Normalement, quand j’écris, je ne pense pas au lecteur, mais pour ce livre, j’y ai pensé dès le début. Je me suis demandé : comment puis-je le protéger ? Je trouve que c’est bien qu’il y ait des livres forts, violents, mais je voulais provoquer la réflexion, donc j’ai cherché un équilibre entre les deux choses. Bien sûr, on ne peut pas oublier la violence de l’histoire, mais dans un certain sens je la prépare, dès le début je promets au lecteur que je ne ferai que le nécessaire.
Dans un lycée français, son livre a été interdit. Pourquoi?
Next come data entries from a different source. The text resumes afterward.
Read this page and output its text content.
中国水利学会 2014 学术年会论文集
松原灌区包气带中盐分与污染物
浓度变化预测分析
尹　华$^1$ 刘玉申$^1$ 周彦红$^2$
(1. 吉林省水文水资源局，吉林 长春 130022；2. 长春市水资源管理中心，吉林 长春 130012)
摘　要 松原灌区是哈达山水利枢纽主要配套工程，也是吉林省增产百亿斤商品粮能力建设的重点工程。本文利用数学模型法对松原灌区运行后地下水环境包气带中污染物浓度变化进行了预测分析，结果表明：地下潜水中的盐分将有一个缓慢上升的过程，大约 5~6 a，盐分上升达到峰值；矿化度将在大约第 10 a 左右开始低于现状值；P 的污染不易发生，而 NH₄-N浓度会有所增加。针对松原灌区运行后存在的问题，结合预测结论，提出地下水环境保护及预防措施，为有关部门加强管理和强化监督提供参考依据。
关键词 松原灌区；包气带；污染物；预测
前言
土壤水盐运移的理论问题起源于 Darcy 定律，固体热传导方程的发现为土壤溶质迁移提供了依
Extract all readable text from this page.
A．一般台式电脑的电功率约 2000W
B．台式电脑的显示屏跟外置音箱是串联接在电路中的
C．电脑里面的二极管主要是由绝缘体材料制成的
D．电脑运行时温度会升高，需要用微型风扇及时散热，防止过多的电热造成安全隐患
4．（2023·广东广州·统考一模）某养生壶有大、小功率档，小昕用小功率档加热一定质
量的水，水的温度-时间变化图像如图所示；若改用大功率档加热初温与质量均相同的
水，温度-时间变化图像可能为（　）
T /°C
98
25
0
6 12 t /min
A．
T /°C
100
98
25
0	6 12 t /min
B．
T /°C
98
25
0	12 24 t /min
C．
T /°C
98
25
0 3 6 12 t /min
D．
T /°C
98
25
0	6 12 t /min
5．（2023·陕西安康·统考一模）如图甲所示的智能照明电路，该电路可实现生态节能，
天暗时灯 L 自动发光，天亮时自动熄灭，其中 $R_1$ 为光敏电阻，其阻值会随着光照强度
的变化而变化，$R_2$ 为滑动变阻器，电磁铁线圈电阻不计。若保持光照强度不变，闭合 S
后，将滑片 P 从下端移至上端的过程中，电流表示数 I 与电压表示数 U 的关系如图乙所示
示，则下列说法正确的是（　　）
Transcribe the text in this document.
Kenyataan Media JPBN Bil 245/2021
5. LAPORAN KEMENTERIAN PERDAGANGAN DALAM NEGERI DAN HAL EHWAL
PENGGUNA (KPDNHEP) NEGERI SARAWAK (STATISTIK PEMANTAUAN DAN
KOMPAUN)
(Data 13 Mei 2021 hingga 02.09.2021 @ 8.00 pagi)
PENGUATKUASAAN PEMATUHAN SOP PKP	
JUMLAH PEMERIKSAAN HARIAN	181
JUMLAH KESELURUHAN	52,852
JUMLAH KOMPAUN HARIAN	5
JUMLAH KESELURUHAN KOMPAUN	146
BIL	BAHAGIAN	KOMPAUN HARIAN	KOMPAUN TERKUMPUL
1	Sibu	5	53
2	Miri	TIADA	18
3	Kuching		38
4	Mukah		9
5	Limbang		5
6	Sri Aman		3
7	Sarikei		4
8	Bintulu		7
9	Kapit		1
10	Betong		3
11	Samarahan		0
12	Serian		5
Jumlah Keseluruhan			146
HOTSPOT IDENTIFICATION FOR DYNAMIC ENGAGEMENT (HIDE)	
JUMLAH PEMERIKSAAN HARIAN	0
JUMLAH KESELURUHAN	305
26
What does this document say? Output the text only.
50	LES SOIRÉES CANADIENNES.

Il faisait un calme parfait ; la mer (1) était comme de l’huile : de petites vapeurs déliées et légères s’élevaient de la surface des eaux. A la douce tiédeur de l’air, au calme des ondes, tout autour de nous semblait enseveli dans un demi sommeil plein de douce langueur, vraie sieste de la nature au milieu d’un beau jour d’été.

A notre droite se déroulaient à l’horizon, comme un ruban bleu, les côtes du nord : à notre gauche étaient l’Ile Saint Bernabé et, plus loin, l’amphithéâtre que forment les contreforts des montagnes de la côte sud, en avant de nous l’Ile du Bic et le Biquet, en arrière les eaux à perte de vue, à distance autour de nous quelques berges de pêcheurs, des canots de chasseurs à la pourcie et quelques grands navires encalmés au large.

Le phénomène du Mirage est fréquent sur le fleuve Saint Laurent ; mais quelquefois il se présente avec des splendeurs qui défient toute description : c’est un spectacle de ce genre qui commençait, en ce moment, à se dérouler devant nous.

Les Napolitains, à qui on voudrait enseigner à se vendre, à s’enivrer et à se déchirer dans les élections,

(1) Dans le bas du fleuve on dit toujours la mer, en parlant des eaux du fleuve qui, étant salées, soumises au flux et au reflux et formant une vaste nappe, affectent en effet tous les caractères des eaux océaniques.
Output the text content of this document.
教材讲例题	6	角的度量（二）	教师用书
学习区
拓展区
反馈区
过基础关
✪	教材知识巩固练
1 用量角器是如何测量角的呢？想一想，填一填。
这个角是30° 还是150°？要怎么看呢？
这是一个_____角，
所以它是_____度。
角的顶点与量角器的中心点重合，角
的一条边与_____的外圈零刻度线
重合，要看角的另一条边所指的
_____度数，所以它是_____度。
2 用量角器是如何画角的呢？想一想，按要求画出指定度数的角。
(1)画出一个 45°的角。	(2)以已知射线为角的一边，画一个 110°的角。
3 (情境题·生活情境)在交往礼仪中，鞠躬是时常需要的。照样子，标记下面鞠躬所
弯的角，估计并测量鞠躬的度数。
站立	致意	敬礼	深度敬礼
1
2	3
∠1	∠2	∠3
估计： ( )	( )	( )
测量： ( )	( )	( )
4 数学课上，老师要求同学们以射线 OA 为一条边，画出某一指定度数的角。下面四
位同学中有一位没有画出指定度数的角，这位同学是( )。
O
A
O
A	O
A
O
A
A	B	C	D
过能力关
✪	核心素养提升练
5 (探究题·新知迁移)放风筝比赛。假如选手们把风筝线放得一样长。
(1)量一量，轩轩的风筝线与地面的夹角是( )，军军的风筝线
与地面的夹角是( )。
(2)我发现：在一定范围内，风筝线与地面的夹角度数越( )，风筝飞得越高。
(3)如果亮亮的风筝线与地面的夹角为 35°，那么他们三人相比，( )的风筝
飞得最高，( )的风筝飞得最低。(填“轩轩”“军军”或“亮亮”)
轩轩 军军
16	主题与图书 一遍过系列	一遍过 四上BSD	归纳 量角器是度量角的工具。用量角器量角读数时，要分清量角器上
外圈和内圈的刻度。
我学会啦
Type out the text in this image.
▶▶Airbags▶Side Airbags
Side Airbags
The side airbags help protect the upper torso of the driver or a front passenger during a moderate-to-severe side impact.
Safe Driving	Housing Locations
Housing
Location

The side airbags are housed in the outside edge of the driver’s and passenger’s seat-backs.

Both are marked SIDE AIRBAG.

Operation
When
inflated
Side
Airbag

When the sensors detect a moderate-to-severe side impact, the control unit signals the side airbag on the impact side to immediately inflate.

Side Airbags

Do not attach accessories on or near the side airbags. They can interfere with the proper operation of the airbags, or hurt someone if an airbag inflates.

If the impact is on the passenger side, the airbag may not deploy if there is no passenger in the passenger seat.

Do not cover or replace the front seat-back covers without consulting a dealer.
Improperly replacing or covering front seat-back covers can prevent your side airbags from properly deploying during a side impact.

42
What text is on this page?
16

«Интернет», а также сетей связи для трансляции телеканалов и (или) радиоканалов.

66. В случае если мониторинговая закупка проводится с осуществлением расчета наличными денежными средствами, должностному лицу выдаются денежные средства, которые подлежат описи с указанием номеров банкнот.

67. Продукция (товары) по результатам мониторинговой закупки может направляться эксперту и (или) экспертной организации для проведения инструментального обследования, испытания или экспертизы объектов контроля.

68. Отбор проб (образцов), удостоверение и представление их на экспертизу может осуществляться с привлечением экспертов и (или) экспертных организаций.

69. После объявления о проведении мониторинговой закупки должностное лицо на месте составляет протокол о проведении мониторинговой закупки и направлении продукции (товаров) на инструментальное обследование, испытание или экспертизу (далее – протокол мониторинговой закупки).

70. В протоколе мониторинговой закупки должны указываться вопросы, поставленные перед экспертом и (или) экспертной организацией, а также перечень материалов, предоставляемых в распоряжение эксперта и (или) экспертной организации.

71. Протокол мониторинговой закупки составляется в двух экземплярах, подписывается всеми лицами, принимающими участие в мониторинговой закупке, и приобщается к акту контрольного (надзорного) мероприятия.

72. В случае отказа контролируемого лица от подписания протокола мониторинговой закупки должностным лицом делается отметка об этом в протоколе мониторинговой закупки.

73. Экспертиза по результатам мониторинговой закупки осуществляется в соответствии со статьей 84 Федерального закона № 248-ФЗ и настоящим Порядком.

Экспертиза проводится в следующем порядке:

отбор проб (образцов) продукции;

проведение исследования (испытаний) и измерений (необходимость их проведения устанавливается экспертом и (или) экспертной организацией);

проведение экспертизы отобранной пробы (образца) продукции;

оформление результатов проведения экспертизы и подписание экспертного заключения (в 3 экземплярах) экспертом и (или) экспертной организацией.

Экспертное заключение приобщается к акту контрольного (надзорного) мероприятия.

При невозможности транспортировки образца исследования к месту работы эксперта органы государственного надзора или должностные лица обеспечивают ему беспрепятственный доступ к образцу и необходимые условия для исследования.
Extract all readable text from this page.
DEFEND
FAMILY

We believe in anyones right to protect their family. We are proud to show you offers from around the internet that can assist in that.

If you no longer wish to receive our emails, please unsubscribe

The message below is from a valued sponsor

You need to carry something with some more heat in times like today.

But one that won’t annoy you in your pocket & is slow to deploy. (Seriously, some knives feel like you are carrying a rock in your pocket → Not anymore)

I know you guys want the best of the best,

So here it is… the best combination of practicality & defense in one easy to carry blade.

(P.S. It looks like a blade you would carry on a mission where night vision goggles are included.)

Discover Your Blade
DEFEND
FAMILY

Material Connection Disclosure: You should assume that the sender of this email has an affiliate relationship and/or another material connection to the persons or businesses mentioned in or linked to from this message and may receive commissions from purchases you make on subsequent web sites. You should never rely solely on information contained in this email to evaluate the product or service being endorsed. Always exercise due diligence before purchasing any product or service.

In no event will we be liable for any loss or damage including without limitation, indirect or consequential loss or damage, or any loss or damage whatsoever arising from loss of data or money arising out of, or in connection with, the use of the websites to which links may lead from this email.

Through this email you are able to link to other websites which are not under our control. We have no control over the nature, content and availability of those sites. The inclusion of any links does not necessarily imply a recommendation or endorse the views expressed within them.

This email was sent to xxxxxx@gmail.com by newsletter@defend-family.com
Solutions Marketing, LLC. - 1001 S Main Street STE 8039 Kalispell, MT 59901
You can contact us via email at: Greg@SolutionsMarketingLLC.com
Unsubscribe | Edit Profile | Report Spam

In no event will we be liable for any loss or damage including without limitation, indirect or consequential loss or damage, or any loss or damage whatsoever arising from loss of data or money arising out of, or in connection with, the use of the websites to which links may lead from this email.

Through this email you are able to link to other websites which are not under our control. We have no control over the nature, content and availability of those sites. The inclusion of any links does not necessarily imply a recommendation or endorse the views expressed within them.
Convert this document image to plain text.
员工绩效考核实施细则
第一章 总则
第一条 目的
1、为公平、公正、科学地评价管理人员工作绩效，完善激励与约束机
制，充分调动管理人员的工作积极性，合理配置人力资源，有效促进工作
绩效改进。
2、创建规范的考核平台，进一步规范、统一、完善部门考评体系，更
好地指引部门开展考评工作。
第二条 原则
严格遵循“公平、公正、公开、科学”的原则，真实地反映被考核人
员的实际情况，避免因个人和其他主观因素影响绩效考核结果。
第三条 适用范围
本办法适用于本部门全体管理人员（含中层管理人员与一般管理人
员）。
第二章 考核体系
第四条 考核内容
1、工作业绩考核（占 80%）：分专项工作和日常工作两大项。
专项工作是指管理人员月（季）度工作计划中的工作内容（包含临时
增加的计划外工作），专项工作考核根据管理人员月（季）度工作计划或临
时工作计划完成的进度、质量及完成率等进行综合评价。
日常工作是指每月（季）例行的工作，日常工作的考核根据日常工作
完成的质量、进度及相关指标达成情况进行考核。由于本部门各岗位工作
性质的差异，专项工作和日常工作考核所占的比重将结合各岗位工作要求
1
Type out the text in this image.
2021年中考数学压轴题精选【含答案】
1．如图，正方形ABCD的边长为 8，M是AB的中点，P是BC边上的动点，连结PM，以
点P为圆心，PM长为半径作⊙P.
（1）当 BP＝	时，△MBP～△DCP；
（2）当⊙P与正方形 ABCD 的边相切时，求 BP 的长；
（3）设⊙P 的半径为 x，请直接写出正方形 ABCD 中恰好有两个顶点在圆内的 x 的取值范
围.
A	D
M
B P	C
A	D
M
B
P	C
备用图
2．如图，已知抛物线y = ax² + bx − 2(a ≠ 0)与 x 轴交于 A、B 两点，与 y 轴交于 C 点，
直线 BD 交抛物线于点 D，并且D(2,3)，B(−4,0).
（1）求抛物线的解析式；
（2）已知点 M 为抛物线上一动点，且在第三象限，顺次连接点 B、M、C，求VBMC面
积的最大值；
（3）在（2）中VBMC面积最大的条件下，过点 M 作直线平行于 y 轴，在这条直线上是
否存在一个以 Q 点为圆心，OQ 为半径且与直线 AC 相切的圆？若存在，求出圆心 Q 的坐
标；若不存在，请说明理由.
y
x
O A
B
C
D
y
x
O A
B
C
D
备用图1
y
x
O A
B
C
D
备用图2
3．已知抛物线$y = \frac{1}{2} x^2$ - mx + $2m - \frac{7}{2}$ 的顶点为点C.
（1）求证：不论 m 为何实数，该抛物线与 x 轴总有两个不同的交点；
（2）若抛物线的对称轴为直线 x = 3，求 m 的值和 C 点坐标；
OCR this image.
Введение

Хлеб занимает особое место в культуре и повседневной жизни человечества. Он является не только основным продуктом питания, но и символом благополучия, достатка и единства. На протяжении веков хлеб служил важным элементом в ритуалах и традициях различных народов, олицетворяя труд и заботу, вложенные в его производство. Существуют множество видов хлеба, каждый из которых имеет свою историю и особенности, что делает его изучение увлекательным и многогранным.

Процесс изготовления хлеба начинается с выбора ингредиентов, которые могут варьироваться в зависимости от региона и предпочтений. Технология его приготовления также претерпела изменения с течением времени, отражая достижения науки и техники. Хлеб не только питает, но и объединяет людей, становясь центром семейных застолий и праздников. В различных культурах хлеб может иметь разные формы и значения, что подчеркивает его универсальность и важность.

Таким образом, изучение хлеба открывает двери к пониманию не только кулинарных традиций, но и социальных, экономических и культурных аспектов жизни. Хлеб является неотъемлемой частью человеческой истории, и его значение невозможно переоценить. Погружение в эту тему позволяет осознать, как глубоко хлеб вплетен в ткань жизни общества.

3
C’était une école catholique privée et je pense que l’idée était de protéger les élèves d’un éventuel choc. Mais le contraire est choquant : pour les protéger, on demande le silence, quand on sait que le silence est la cause principale de la violence. Je dois dire que cela ne s’est produit que là-bas, du moins à ma connaissance. J’ai été surpris par l’intérêt que le livre a suscité à travers les générations. J’ai rencontré beaucoup d’enfants, aussi parce que j’ai gagné le prix Goncourt des Lycens et personne ne m’a dit qu’ils étaient choqués, voire tristes.
A-t-il été difficile de trouver un éditeur ?
Oui, j’ai reçu plusieurs refus, tant pour la forme que pour le sujet abordé. Il y en a aussi qui me disaient : il y a déjà trop de livres sur ce sujet.
Pour elle, écrire n’est pas une thérapie : L’idée de me guérir à travers les livres me dégoûte, écrit-elle.
une de mes perceptions que j’essaie d’explorer. Je sais que cela a du sens pour les autres, mais pour moi, écrire n’est pas une thérapie, une façon de créer de l’art et de communiquer. Suck est un outil très important pour moi. C’est aussi l’une des premières sensations dont on est certain lorsqu’on est victime d’abus sexuels dans son enfance. Nous ne savons pas ce qu’est le viol, nous ne savons pas si c’est grave, mais c’est dégoûtant. En fait, une question que les experts posent souvent à un mineur maltraité : est-ce que quelqu’un vous fait quelque chose qui vous dégoûte ?
Vous écrivez que dans ce livre vous essayez de vous mettre dans la tête du bourreau. Salman Rushdie, présentant son couteau ici au Salon, a dit la même chose de son agresseur. Il a expliqué que c’était ainsi lui qui prenait le contrôle de l’attaquant et non l’inverse. Pour lui, contrairement à elle, il ne le savait pas.
alors, qu’est-ce que ça veut dire tigre triste: Je rends triste le bourreau, le Tigre, parce que je le déconstruis. Je prends cette histoire et la raconte d’un point de vue qui n’est pas le sien. Bien sûr, il est très complexe pour moi de faire la distinction entre ce qui est mien et ce qui vient de lui, car j’ai grandi en intégrant son récit. Une de ses stratégies pour obtenir mon silence était de m’imposer son raisonnement, de le faire entrer dans ma tête.